I remember telling her a few moments into the ceremony that I really do take this ceremony seriously and it is not a joke to me. I recognized almost instantly that I wasn’t being asked and needed to keep this kind of outburst to myself during the ceremony. I recognized that here I was, once again, being arrogant like a stereotypical white Western settler. I let go of it as she smudged my body and said as little as I could for a few moments afterwards. This is when she started talking at length to me about the deep spiritual and traditional ceremonial protocol in pow wows. She talked to me about Two-spirit people and acknowledged me as one of them. I started to cry, because somewhere inside me in that moment, I began to realize how selfish I had been being about my colonial gender-related baggage. I had been clinging to it as if it were a safety anchor instead of trusting my elder to show me how to smudge in a good way. I had also turned the condemning gaze of white optics onto the ceremony itself, in an exact reflection of the colonization of her ancestors by invading, judgmental Europeans. But indigenous cultural traditions like smudging survived and are still intact, despite several successive acts of genocide against them.

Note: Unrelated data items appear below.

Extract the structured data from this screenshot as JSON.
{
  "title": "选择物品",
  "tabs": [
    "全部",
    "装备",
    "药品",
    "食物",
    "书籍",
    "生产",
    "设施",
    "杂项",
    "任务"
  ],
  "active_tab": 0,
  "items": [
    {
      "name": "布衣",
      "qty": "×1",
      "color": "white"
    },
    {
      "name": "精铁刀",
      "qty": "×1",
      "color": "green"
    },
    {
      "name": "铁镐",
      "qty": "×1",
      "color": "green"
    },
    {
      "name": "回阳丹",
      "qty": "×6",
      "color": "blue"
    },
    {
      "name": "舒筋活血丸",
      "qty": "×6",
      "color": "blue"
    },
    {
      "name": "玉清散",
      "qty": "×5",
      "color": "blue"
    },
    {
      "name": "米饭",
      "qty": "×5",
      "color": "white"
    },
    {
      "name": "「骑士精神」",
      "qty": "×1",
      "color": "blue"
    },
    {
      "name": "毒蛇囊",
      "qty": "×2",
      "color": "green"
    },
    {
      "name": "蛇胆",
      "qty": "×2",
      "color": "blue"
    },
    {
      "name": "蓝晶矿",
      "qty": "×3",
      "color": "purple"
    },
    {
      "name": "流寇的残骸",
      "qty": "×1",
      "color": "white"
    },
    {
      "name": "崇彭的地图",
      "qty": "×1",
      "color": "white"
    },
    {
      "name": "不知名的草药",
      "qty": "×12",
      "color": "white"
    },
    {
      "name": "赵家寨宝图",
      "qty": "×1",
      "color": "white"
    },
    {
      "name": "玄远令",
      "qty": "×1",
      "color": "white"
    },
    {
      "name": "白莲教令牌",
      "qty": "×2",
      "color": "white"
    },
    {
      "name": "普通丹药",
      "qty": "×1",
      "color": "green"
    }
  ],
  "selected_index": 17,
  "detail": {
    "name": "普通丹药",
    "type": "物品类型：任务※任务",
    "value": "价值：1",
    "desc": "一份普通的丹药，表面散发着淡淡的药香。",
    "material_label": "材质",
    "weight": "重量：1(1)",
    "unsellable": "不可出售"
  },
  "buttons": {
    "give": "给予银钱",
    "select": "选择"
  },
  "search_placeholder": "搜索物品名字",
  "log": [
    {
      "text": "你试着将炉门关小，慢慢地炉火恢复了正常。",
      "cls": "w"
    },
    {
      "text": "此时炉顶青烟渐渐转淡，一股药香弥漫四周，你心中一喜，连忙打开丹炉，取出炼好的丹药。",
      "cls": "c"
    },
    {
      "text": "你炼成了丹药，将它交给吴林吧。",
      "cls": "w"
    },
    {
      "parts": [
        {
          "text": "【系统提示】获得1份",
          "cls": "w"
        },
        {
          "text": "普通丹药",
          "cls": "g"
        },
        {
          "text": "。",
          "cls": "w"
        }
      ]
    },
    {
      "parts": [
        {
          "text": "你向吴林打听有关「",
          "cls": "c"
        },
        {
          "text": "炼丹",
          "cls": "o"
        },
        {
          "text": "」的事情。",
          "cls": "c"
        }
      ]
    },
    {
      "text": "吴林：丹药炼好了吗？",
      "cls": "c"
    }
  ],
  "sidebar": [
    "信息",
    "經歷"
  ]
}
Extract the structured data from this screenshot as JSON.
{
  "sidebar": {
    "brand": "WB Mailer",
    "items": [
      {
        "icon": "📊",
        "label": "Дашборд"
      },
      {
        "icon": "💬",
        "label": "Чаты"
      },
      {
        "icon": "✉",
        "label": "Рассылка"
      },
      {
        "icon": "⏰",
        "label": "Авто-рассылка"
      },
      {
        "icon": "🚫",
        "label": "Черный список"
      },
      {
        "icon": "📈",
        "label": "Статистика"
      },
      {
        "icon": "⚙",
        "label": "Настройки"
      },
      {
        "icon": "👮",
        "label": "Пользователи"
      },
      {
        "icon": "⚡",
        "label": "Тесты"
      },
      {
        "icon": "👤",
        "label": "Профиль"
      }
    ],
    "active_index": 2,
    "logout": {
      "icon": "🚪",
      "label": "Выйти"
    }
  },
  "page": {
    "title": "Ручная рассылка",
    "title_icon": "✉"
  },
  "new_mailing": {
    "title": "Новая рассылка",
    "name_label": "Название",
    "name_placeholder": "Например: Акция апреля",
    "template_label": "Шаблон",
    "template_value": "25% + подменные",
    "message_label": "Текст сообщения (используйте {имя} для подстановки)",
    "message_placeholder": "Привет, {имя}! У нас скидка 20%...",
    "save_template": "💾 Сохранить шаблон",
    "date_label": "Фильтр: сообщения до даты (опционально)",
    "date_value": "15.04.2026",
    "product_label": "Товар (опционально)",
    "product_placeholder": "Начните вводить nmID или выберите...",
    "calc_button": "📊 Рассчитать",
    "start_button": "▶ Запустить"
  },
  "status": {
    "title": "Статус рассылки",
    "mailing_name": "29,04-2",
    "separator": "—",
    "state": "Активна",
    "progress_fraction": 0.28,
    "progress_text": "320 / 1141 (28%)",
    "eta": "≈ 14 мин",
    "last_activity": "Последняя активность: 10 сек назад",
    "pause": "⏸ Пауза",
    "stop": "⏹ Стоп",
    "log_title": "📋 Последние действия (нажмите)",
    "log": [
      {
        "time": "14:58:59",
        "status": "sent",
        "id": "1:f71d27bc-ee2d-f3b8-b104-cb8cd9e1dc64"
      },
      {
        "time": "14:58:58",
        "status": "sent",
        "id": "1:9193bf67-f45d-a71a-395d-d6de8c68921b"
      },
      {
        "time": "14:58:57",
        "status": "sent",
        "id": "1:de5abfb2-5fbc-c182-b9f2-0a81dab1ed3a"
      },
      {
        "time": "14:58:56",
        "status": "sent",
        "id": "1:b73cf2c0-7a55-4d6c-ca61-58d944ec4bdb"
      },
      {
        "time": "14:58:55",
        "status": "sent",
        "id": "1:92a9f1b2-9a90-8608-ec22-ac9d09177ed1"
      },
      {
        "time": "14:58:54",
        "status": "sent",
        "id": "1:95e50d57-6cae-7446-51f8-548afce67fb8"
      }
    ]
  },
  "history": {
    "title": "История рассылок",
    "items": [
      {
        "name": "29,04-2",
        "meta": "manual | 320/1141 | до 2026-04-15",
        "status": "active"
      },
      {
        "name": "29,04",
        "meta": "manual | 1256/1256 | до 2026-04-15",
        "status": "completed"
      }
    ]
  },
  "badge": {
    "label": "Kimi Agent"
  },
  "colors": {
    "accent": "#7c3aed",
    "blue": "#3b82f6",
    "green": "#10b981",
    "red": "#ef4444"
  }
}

Suddenly, later that night, a latent memory of a woman’s words in the beginning of a drum ceremony spontaneously resurfaced in my mind. An indigenous woman asserted that a woman’s body is undergoing its own powerful ceremony when she is on her moon — so powerful that it would easily overwhelm a drum ceremony — and so they ask that women do not participate during that time, and that it isn’t because women are thought to be “dirty” or spiritually unclean. I suddenly realized that as someone who is Two-Spirit, my body is in a perpetual ceremony. If anything, this is why the elder asked me to cover my body from my waist down to my ankles. It felt horrible to realize the initial mistake I had made. Realizing its place within the greater scope of the culture helped resolved the crisis within myself of even having all this baggage, to at last let it go, and resolve to do everything in my power to never do it again.

This is the purpose of smudging (there are still many more reasons, but these you can and should learn directly from an elder). It is providing medicine to the spirit of a person’s being (whether you think of that spirit as a literal metaphysical aspect of every human being or as a metaphor for their emotional complex). It is realigning everything material and immaterial within oneself, so that they are once again inseparable and functionally indistinguishable. It is fully immersing into the traditional teachings that were passed on to this elder by her elder. It is showing my deepest respect to her family to do it right — to do it in a good way.